Deborah L. Wexler, MD, shown holding the award, is accompanied by (left to right) Margaret Vaillancourt and Lynn Bahta of the Coalition, and CDC's Hepatitis Branch staff members, Craig Shapiro, MD, medical epidemiologist; Linda Moyer, MSN, nurse epidemiologist; and Harold Margolis, MD, Hepatitis Branch chief
Deborah L. Wexler, MD, shown holding the award, is accompanied by (left to right) Margaret Vaillancourt and Lynn Bahta of the Coalition, and CDC’s Hepatitis Branch staff members, Craig Shapiro, MD, medical epidemiologist; Linda Moyer, MSN, nurse epidemiologist; and Harold Margolis, MD, Hepatitis Branch chief

A once-obscure immunization newsletter that won a $750,000 federal grant in 1995 now has won a prestigious Partners in Public Health award from the federal Centers for Disease Control and Prevention in Atlanta.

“I wasn’t really that impressed until I found out who the other organizations are that got the award. We’re in incredible company,” said Margaret Vaillancourt, a co-founder of the St. Paul-based Immunization Action Coalition.

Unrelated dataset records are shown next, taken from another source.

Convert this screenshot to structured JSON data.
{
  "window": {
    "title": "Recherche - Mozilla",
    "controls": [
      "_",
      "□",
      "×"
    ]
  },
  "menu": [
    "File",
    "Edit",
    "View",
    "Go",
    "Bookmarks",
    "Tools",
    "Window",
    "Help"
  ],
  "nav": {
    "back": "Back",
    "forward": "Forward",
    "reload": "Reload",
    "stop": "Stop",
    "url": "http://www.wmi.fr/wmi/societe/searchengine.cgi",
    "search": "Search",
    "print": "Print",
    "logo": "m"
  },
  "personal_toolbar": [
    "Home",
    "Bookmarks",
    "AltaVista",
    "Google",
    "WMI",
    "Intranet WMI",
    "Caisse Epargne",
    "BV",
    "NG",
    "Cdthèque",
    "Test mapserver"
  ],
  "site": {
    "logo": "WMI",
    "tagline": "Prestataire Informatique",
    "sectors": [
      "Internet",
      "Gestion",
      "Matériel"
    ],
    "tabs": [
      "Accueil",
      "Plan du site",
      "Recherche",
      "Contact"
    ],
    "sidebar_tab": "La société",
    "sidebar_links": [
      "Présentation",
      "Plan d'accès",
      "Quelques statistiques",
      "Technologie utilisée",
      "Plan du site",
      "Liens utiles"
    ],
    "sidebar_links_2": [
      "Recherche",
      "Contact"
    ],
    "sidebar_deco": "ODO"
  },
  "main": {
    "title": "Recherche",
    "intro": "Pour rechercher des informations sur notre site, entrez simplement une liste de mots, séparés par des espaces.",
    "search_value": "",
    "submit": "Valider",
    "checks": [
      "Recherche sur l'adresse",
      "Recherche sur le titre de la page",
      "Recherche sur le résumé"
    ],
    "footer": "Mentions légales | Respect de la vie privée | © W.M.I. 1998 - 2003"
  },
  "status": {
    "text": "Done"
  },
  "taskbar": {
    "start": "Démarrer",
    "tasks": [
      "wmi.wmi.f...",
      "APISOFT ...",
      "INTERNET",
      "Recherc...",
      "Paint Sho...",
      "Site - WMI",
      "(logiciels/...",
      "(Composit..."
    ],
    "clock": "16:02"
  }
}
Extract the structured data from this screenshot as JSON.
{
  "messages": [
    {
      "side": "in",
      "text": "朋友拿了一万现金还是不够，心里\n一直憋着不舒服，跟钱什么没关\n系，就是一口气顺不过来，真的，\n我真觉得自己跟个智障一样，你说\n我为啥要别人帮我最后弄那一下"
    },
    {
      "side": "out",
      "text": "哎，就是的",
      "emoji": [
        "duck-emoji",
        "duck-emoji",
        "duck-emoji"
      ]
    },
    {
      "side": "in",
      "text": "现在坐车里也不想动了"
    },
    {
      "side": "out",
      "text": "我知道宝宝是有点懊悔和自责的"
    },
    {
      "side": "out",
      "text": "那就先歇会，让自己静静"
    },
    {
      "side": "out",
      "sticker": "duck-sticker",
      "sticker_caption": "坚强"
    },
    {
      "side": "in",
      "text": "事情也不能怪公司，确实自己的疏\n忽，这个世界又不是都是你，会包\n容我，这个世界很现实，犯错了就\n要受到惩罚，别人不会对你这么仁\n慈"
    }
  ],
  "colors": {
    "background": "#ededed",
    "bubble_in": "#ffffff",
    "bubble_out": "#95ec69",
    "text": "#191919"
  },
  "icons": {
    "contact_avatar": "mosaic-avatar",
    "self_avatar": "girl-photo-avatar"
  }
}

Vaillancourt, Dr. Deborah Wexler, the immunization group’s other co-founder, and Lynn Bahta, a public health nurse and the organization’s health educator, will accept the award on June 4 in Atlanta.

“We’ll get a plaque and a handshake” from Dr. David Satcher, the head of the CDC, Wexler said.

Wexler, who was on the staff at the West Side Community Clinic, got the idea for the newsletter in 1990 after a measles outbreak killed three Hmong children in St. Paul.

She has been assisted over the years by Vaillancourt, a former journalist. Their first newsletters, which were sent to about 40 people in the Twin Cities area, were simply minutes of meetings held by the Hepatitis B Coalition.

But the newsletter struck a chord with busy doctors, nurses and other health care providers, who appreciated the short, concise articles and the easy-to-follow charts.

Fueled by its usefulness, the newsletter’s circulation gradually climbed to several hundred, then jumped to several thousand and now is at a remarkable 173,000 copies per issue.

“We just keep growing and growing and growing,” Wexler said.

Besides the newsletter, the coalition has become a national distributor for immunization videos, and, to handle the increased workload, in June will double its office space in the Liberty State Bank, 1573 Selby Ave.

In recognition of the important service the coalition provides, officials at the CDC increased the group’s original grant of $150,000 a year for five years to $175,000 annually and is likely to boost it by another $75, 000 a year, Vaillancourt said.

“They’re remarkable,” said Mike Christenson, executive director of the Allina Foundation, which is one of the coalition’s many sponsors.

“They produce the busiest and best newsletter in the country on immunization – there’s not much doubt about that,” Christenson said. “This newsletter has created a tremendous, very intelligent grass-roots movement unto itself.”

 

The CDC award—only one of four presented this year – was made “to recognize this coalition of health care professionals and concerned citizens whose efforts were instrumental in achieving high levels of routine infant hepatitis B immunization.”